As of the end of December 2024, foreign reserves consisted primarily of securities issued by governments and government-related entities.

Graph 3. Composition of the Investment Portfolio by Sector

 

Governments: 80.10%. Quasi-government: 14.26%. Mortgages: 2.09%. Corporate: 2.04%. Other: 0.83%. Asset Backed Securities (ABS): 0.68%.
Source: Banco de la República

Currency Composition of the Investment Portfolio

Foreign reserves are comprised of currencies characterized by high daily trading volumes and belong to countries with high credit ratings, with the US dollar being the currency accounting for the largest share.
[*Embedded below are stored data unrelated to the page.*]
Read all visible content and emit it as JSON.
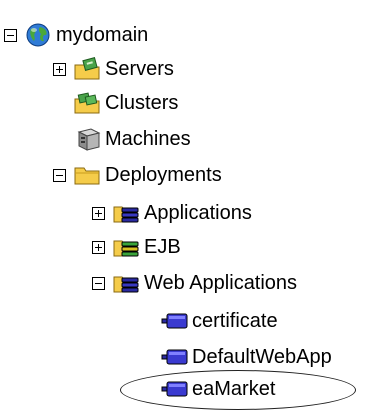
{
  "tree": {
    "root": {
      "label": "mydomain",
      "icon": "globe-icon",
      "expanded": true
    },
    "servers": {
      "label": "Servers",
      "icon": "servers-icon",
      "expanded": false
    },
    "clusters": {
      "label": "Clusters",
      "icon": "clusters-icon"
    },
    "machines": {
      "label": "Machines",
      "icon": "machine-icon"
    },
    "deployments": {
      "label": "Deployments",
      "icon": "folder-icon",
      "expanded": true
    },
    "applications": {
      "label": "Applications",
      "icon": "app-stack-icon",
      "expanded": false
    },
    "ejb": {
      "label": "EJB",
      "icon": "ejb-stack-icon",
      "expanded": false
    },
    "web_applications": {
      "label": "Web Applications",
      "icon": "web-stack-icon",
      "expanded": true
    },
    "certificate": {
      "label": "certificate",
      "icon": "webapp-icon"
    },
    "default_web_app": {
      "label": "DefaultWebApp",
      "icon": "webapp-icon"
    },
    "ea_market": {
      "label": "eaMarket",
      "icon": "webapp-icon",
      "highlighted": true
    }
  },
  "colors": {
    "folder": "#f5cc4a",
    "webapp": "#2a2aa0",
    "highlight_ring": "#222222"
  }
}
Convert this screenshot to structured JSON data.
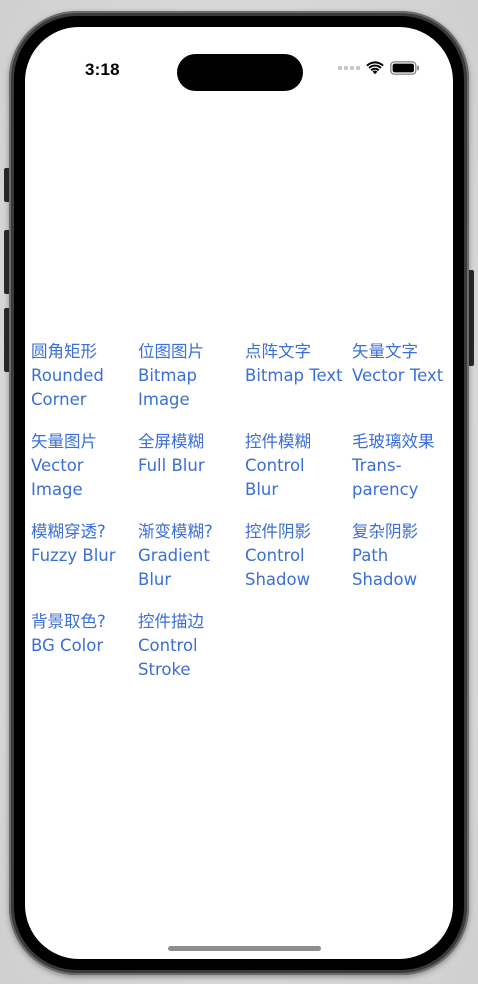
{
  "status_bar": {
    "time": "3:18"
  },
  "icons": {
    "wifi": "wifi-icon",
    "battery": "battery-icon",
    "cellular": "cellular-signal-icon"
  },
  "colors": {
    "link": "#3b6fd6",
    "background": "#ffffff"
  },
  "menu": {
    "items": [
      {
        "zh": "圆角矩形",
        "en": "Rounded\nCorner"
      },
      {
        "zh": "位图图片",
        "en": "Bitmap\nImage"
      },
      {
        "zh": "点阵文字",
        "en": "Bitmap Text"
      },
      {
        "zh": "矢量文字",
        "en": "Vector Text"
      },
      {
        "zh": "矢量图片",
        "en": "Vector\nImage"
      },
      {
        "zh": "全屏模糊",
        "en": "Full Blur"
      },
      {
        "zh": "控件模糊",
        "en": "Control\nBlur"
      },
      {
        "zh": "毛玻璃效果",
        "en": "Trans-\nparency"
      },
      {
        "zh": "模糊穿透?",
        "en": "Fuzzy Blur"
      },
      {
        "zh": "渐变模糊?",
        "en": "Gradient\nBlur"
      },
      {
        "zh": "控件阴影",
        "en": "Control\nShadow"
      },
      {
        "zh": "复杂阴影",
        "en": "Path\nShadow"
      },
      {
        "zh": "背景取色?",
        "en": "BG Color"
      },
      {
        "zh": "控件描边",
        "en": "Control\nStroke"
      }
    ]
  }
}
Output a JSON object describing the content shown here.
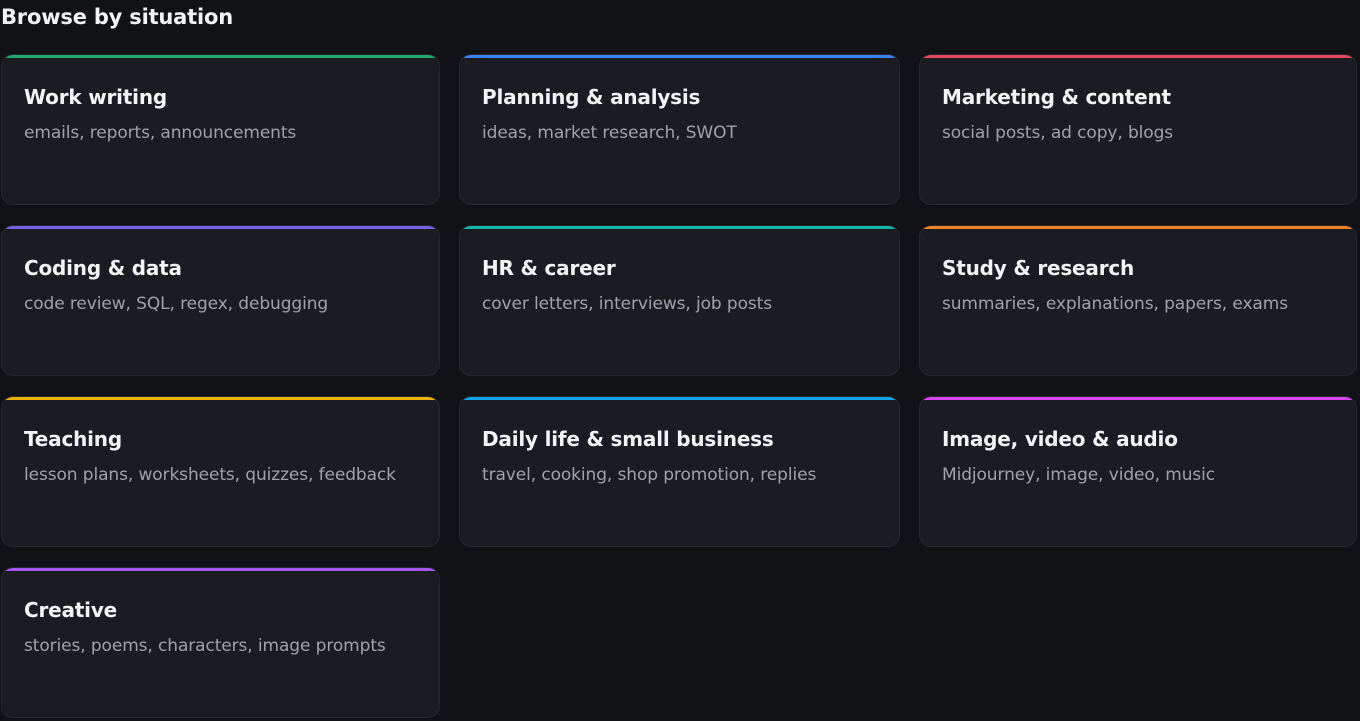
{
  "section": {
    "title": "Browse by situation"
  },
  "cards": [
    {
      "title": "Work writing",
      "desc": "emails, reports, announcements",
      "accent": "#1fa96b"
    },
    {
      "title": "Planning & analysis",
      "desc": "ideas, market research, SWOT",
      "accent": "#3b82f6"
    },
    {
      "title": "Marketing & content",
      "desc": "social posts, ad copy, blogs",
      "accent": "#e5485f"
    },
    {
      "title": "Coding & data",
      "desc": "code review, SQL, regex, debugging",
      "accent": "#7664e8"
    },
    {
      "title": "HR & career",
      "desc": "cover letters, interviews, job posts",
      "accent": "#14b8a6"
    },
    {
      "title": "Study & research",
      "desc": "summaries, explanations, papers, exams",
      "accent": "#f0822a"
    },
    {
      "title": "Teaching",
      "desc": "lesson plans, worksheets, quizzes, feedback",
      "accent": "#eab308"
    },
    {
      "title": "Daily life & small business",
      "desc": "travel, cooking, shop promotion, replies",
      "accent": "#0ea5e9"
    },
    {
      "title": "Image, video & audio",
      "desc": "Midjourney, image, video, music",
      "accent": "#d946ef"
    },
    {
      "title": "Creative",
      "desc": "stories, poems, characters, image prompts",
      "accent": "#a855f7"
    }
  ]
}
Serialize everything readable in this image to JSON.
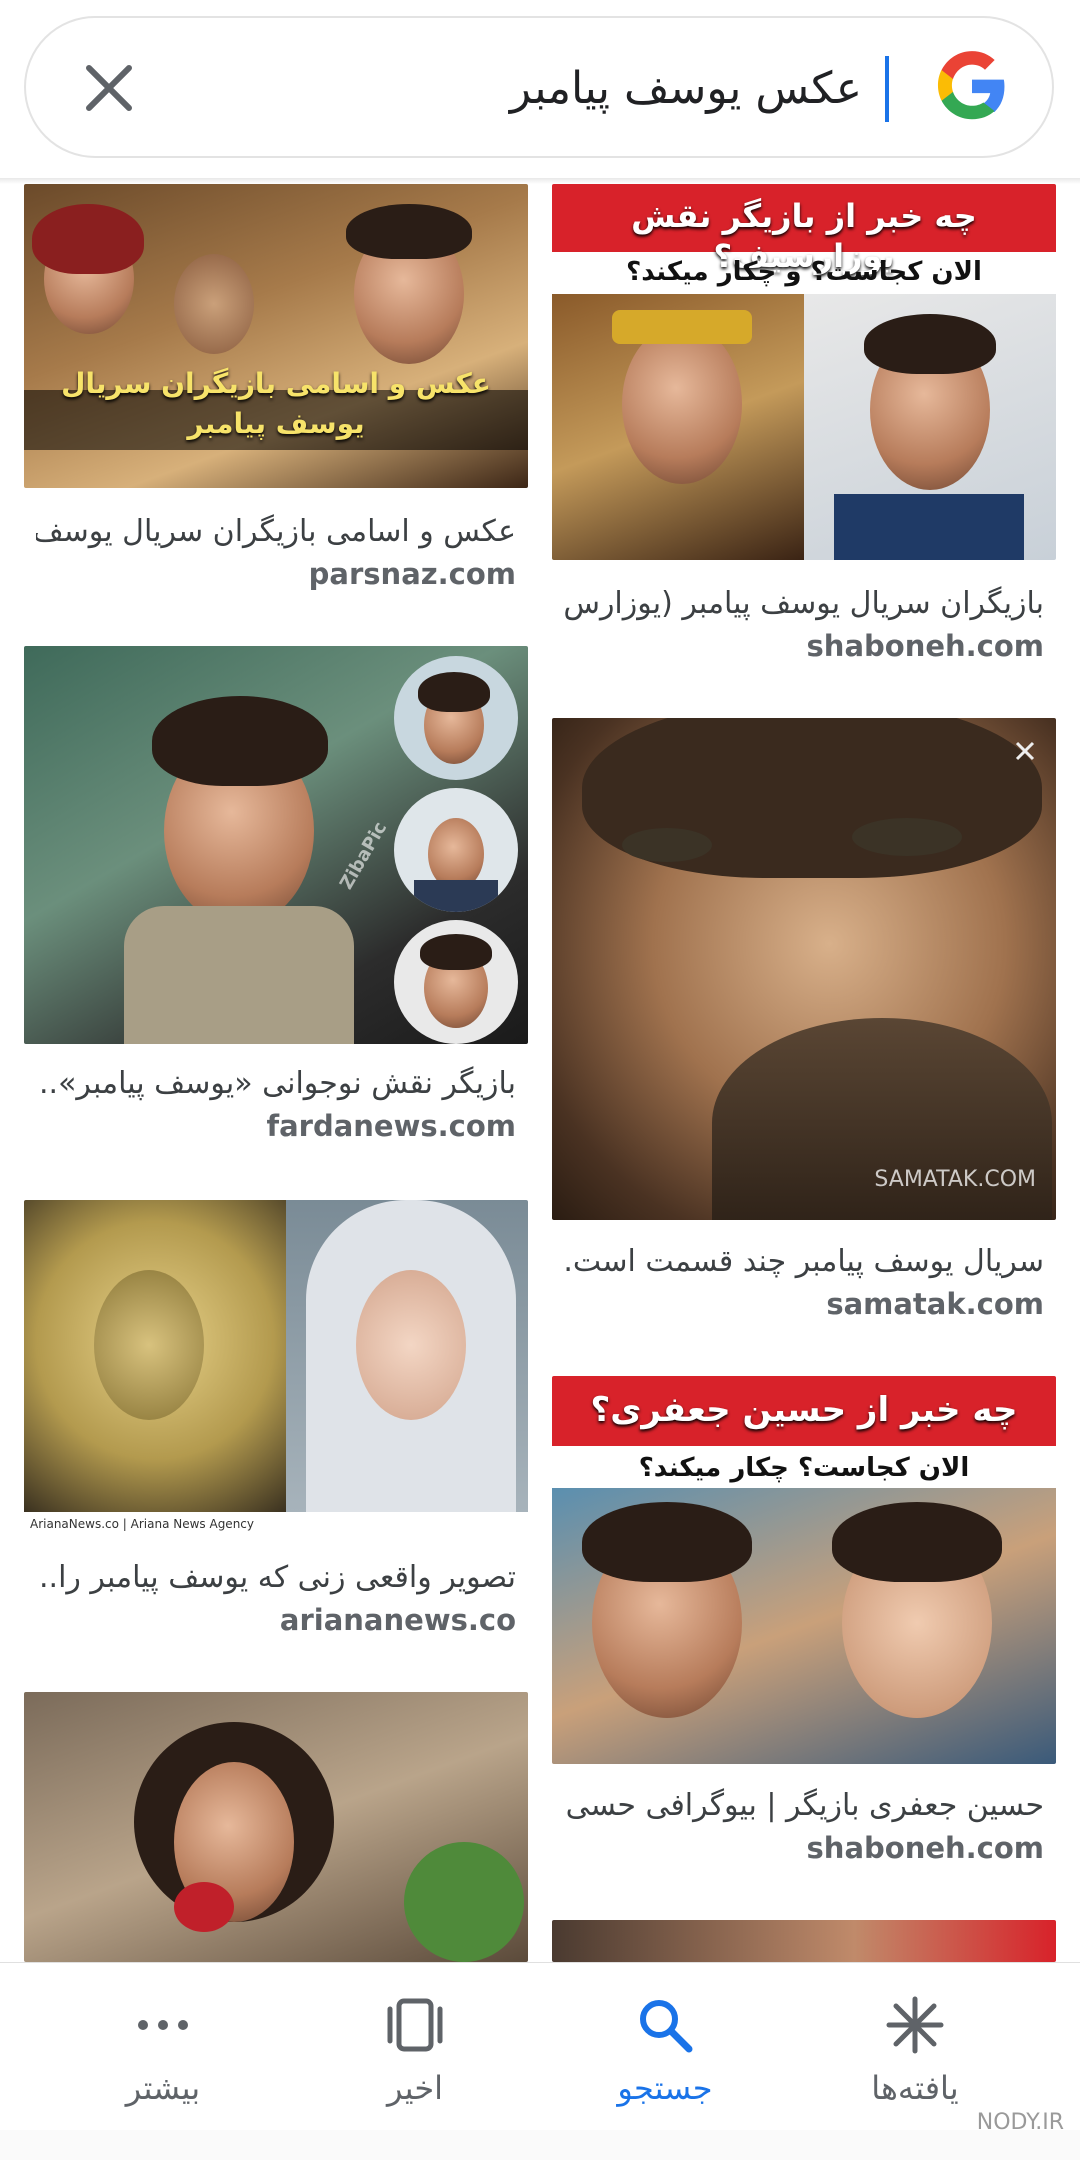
{
  "search": {
    "query": "عکس یوسف پیامبر",
    "close_icon": "close-icon",
    "logo": "google-logo"
  },
  "results": {
    "left": [
      {
        "caption": "عکس و اسامی بازیگران سریال یوسف..",
        "domain": "parsnaz.com",
        "overlay": "عکس و اسامی بازیگران سریال یوسف پیامبر"
      },
      {
        "caption": "بازیگر نقش نوجوانی «یوسف پیامبر»...",
        "domain": "fardanews.com",
        "overlay": "ZibaPic"
      },
      {
        "caption": "تصویر واقعی زنی که یوسف پیامبر را...",
        "domain": "ariananews.co",
        "overlay": "ArianaNews.co | Ariana News Agency"
      },
      {
        "caption": "",
        "domain": "",
        "overlay": ""
      }
    ],
    "right": [
      {
        "caption": "بازیگران سریال یوسف پیامبر (یوزارس .",
        "domain": "shaboneh.com",
        "overlay_top": "چه خبر از بازیگر نقش یوزارسیف؟",
        "overlay_sub": "الان کجاست؟ و چکار میکند؟"
      },
      {
        "caption": "سریال یوسف پیامبر چند قسمت است...",
        "domain": "samatak.com",
        "overlay": "SAMATAK.COM"
      },
      {
        "caption": "حسین جعفری بازیگر | بیوگرافی حسی ..",
        "domain": "shaboneh.com",
        "overlay_top": "چه خبر از حسین جعفری؟",
        "overlay_sub": "الان کجاست؟ چکار میکند؟"
      }
    ]
  },
  "nav": [
    {
      "label": "یافته‌ها",
      "icon": "asterisk-icon"
    },
    {
      "label": "جستجو",
      "icon": "search-icon",
      "active": true
    },
    {
      "label": "اخیر",
      "icon": "recent-tabs-icon"
    },
    {
      "label": "بیشتر",
      "icon": "more-dots-icon"
    }
  ],
  "watermark": "NODY.IR",
  "colors": {
    "accent": "#1a73e8",
    "text": "#3c4043",
    "muted": "#5f6368"
  }
}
Graph 4. Currency Composition of the Investment Portfolio
US dollar: 85.41%. Canadian dollar: 5.11%. Australian dollar: 4.59%. Euro: 2.99%. Chinese Renminbi: 1.57%. Other: 0.33%.
Source: Banco de la República

Composition of the Investment Portfolio by Credit Rating

The composition of the portfolio by credit rating highlights the high credit quality of the assets in which the portfolio is invested. As of 31 December 2024, 21.72% and 74.45% of the portfolio were invested in AAA and AA-rated instruments, respectively.


Management of Risks Associated with the Investment of Foreign Reserves

The safety criterion under which foreign reserves are managed in Colombia entails the proper control of risks to which investments are exposed. Some of the main risk management policies are as follows:

  • To manage liquidity risk, BanRep defines investment tranches in line with the portfolio’s liquidity and return objectives, and invests in financial assets that are easy to liquidate in the secondary market.
  • Banco de la República seeks to limit market risk by investing in a limited group of eligible assets with moderate sensitivity to interest rate movements.
  • BanRep establishes minimum credit ratings and maximum concentration limits per issuer to prevent credit events and mitigate their impact. Currently, the minimum long-term credit rating for debt securities eligible for the reserve portfolio is A-.
  • To invest reserves with high safety and liquidity, investments in the following currencies were permitted at the end of 2024: US dollar, Canadian dollar, Australian dollar, New Zealand dollar, Hong Kong dollar, Singapore dollar, Swedish krona, British pound, Swiss franc, euro, yen, Norwegian krone, renminbi, and Korean won. All these currencies are characterized by large public debt markets, highly traded foreign currencies, and governments with credit ratings that comply with Banco de la República’s investment guidelines.  
  • To mitigate counterparty risk, payment-on-delivery mechanisms are used, requirements and exposure limits are established for the counterparties with which the portfolio transactions are carried, and master agreements are signed with such counterparties.